D7 T cells selected on TECs and HCs respond with similar kinetics but different magnitudes during LM infection. Sorted D7_TECs and D7_HCs (CD45.2⁺) were adoptively transferred into CD45.1 B6 congenic mice and recipient mice infected with LM. (A) Seven days postinfection, splenocytes and hepatic leukocytes from recipient mice were stimulated with LemA. The percentages of cells producing IFN-γ within the CD45.2⁺CD8⁺ LemA-specific D7_TEC or D7_HC population are shown. (B) Percentages of Vβ5⁺CD45.2⁺ cells detected in the blood of recipient mice at different time points following primary and secondary LM infection. *P < 0.05. Data shown are representative of two independent experiments with three to four mice per group.

Fig. 5.

 D7 T cells selected on HCs express higher levels of Eomes than D7 T cells selected on TECs. (A) Expression of CD122 and Eomes on heat stable antigen^hi-depleted thymocytes from D7_TEC and D7_HC chimeric mice. (B) Expression of Eomes on hepatic leukocytes from D7_TEC and D7_HC chimeric mice, compared with isotypye control (gray filled). Histograms are gated on CD8⁺ cells. Data shown are representative of two separate experiments with four mice per group. (C) Real-time RT-PCR of Eomes mRNA from D7 T cells sorted from D7_TEC and D7_HC chimeric mice.
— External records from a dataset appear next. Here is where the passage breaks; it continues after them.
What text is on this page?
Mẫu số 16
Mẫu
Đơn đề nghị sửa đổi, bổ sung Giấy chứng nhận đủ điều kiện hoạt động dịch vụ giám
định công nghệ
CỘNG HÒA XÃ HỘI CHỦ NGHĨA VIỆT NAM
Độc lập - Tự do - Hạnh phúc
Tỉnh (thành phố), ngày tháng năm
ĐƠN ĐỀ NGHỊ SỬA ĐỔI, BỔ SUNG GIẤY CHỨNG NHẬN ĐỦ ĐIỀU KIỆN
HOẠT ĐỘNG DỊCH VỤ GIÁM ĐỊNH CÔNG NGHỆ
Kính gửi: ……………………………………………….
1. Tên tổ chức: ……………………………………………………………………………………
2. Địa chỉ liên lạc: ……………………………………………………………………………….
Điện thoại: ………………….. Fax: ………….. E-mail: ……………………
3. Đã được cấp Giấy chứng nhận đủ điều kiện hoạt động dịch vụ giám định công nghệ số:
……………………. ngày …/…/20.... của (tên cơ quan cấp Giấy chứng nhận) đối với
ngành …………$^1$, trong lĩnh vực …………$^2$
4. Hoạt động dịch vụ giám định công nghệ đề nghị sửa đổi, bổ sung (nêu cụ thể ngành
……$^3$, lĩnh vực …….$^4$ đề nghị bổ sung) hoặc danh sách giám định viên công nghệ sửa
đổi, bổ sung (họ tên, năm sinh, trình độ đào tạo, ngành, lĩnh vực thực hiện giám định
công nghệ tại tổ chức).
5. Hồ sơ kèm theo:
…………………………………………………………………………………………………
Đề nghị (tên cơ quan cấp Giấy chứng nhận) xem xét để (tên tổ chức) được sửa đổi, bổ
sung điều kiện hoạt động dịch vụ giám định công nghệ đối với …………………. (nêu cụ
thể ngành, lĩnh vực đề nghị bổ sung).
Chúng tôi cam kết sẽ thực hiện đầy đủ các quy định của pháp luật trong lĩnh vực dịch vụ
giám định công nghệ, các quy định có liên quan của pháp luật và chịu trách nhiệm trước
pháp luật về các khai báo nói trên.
Bar graph represents the mean ± SEM of triplicate determinants of Eomes expression normalized to GAPDH expression levels.

Fig. 6.

Natural (polyclonal) pool of M3-restricted CD8⁺ T cells can be selected by both HC- and TEC-mediated pathways. (A) Surface phenotypes of M3-restricted and conventional CD8⁺ T cells in naive B6 mice. (B and C) BM chimeric mice were immunized with LemA-pulsed BMDCs. Seven days later, the M3-restricted LemA-specific T-cell response was analyzed. (B) Percentages of CD8⁺M3/LemA tetramer⁺ cells in DC-immunized chimeric mice. (C) Splenocytes from day 7 immunized chimeric mice were cultured with unpulsed or LemA-pulsed BMDCs isolated from B6 mice. IFN-γ production was quantified via IFN-γ enzyme-linked immunospot assay. SFU, spot forming unit. *P < 0.05; **P < 0.01; ***P < 0.001. Results are representative of three independent experiments with two to three mice per group.